Wirklich toll! ;-) Nur warum wird jetzt in der Not auch nicht gekämpft? Na ja, die SPD versucht das ja leidlich im Wahlkampf, aber die Basis der Partei scheint nicht richtig mitzugehen, was ihr auch nicht zu verdenken ist,wenn man sich bei dieser Art der innerparteilichen Demokratie alle 4 Jahre -mit den anderen Wahlen zusammen etwas mehr- an die Nützlichkeit der Basis erinnert.
Die Gewerkschaften versuchen mit ihren Kampagnen für eine Politik , die für die Menschen arbeitet auch dies und das, aber wirklicher Kampf ist etwas Anderes. Der hat in Form von 'Demonstrationen auf der Straße und auch sonst noch außerparlamentarisch stattzufinden, finde ich.
por
Ist das wirklich so mit dem Nachgeschmissen?

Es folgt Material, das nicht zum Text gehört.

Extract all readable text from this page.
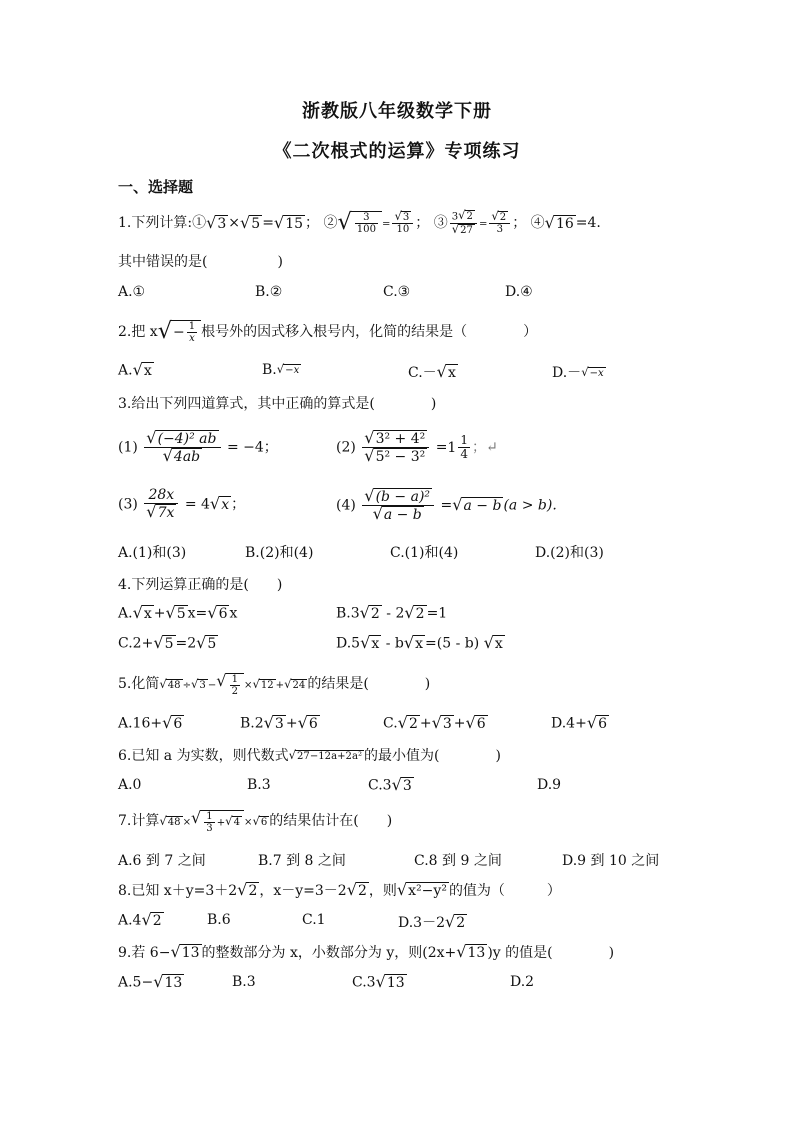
浙教版八年级数学下册
《二次根式的运算》专项练习
一、选择题
1.下列计算:① √ 3 × √ 5 = √ 15 ； ② √ $\frac{3}{100} = \frac{√ 3}{10}$ ； ③ $\frac{3 √ 2}{√ 27} = \frac{√ 2}{3}$ ； ④ √ 16 =4.
其中错误的是(　　　　　)
A.①	B.②	C.③	D.④
2.把 x √ − $\frac{1}{x}$ 根号外的因式移入根号内，化简的结果是（　　　　）
A. √ x	B. √ −x	C.－ √ x	D.－ √ −x
3.给出下列四道算式，其中正确的算式是(　　　　)
$(1) \frac{\text{√ (−4)² ab}}{√ 4ab} = -4$；	$(2) \frac{\text{√ 3² + 4²}}{\text{√ 5² − 3²}} = 1 \frac{1}{4}$ ；↵
$(3) \frac{28x}{√ 7x} = 4$ √ x ；	$(4) \frac{\text{√ (b − a)²}}{√ a - b}$ = √ a − b (a > b).
A.(1)和(3)	B.(2)和(4)	C.(1)和(4)	D.(2)和(3)
4.下列运算正确的是(　　)
A. √ x + √ 5 x= √ 6 x	B.3 √ 2 - 2 √ 2 =1
C.2+ √ 5 =2 √ 5	D.5 √ x - b √ x =(5 - b) √ x
5.化简 √ 48 ÷ √ 3 − √ $\frac{1}{2}$ × √ 12 + √ 24 的结果是(　　　　)
A.16+ √ 6	B.2 √ 3 + √ 6	C. √ 2 + √ 3 + √ 6	D.4+ √ 6
6.已知 a 为实数，则代数式 √ 27−12a+2a² 的最小值为(　　　　)
A.0	B.3	C.3 √ 3	D.9
7.计算 √ 48 × √ $\frac{1}{3}$ + √ 4 × √ 6 的结果估计在(　　)
A.6 到 7 之间	B.7 到 8 之间	C.8 到 9 之间	D.9 到 10 之间
8.已知 x＋y=3＋2 √ 2 ，x－y=3－2 √ 2 ，则 √ x²−y² 的值为（　　　）
A.4 √ 2	B.6	C.1	D.3－2 √ 2
9.若 6− √ 13 的整数部分为 x，小数部分为 y，则(2x+ √ 13 )y 的值是(　　　　)
A.5− √ 13	B.3	C.3 √ 13	D.2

War es nicht eher so, daß durch die Systemkonkurrenz Forderungen der Gewerkschaften einfach leichter durchzusetzen waren, auch durch das sogenannte Wirtschaftswunder, als in der Zeit vor dem Krieg. Außerdem sollte man dabei nicht die soziale Rolle von Gewerkschaften und "Arbeiterpartei" vergessen. Die sozialen Gefüge in (ehemaligen) Gewerkschafts-/Parteihochburgen sind andere als in gewerkschaftsfernen Landstrichen. Und diese sozialen Gefüge haben sich sehr verändert in den letzten Jahrzehnten, somit wird sich zwangsläufig auch die Gewerkschaft verändern.
Hallo Titta,
der von Dir beschriebene Wandel im sozialen Gefüge spielt natürlich eine Rolle. Auch die leichtere Durchsetzbarkeit in Zeiten der Systemkonkurrenz ist ebenfalls wichtig. Es ist wohl wirklich so, dass Vieles nicht so leicht zu beantworten ist, wie es auf dem ersten Blick erscheint. Danke für diese nachdenklichen Töne, die mich etwas von den schnellen Antworten zum Nachdenken gebracht haben.
por
Dazu paßt auch eine meldung von gestern, gefunden im nachrichtenblock des dlf: "In Deutschland hat die Zahl der Teilzeit- und Leiharbeitsverhältnisse deutlich zugenommen. Nach Angaben des Statistischen Bundesamtes in Wiesbaden sind derzeit rund 22 Prozent der Beschäftigten im Niedriglohn-Sektor tätig. Im vergangenen Jahr waren es noch 14 Prozent. Diese Arbeitnehmer seien von einem höheren Armutsrisiko bedroht als Normalbeschäftigte."
Liebe jayne,
vielen Dank auch Dir. Es stimmt. Es sind wirklich strukturelle Veränderungen, die auf Dauer auch ganz erheblich die Demokratie in diesem Land bedrohen.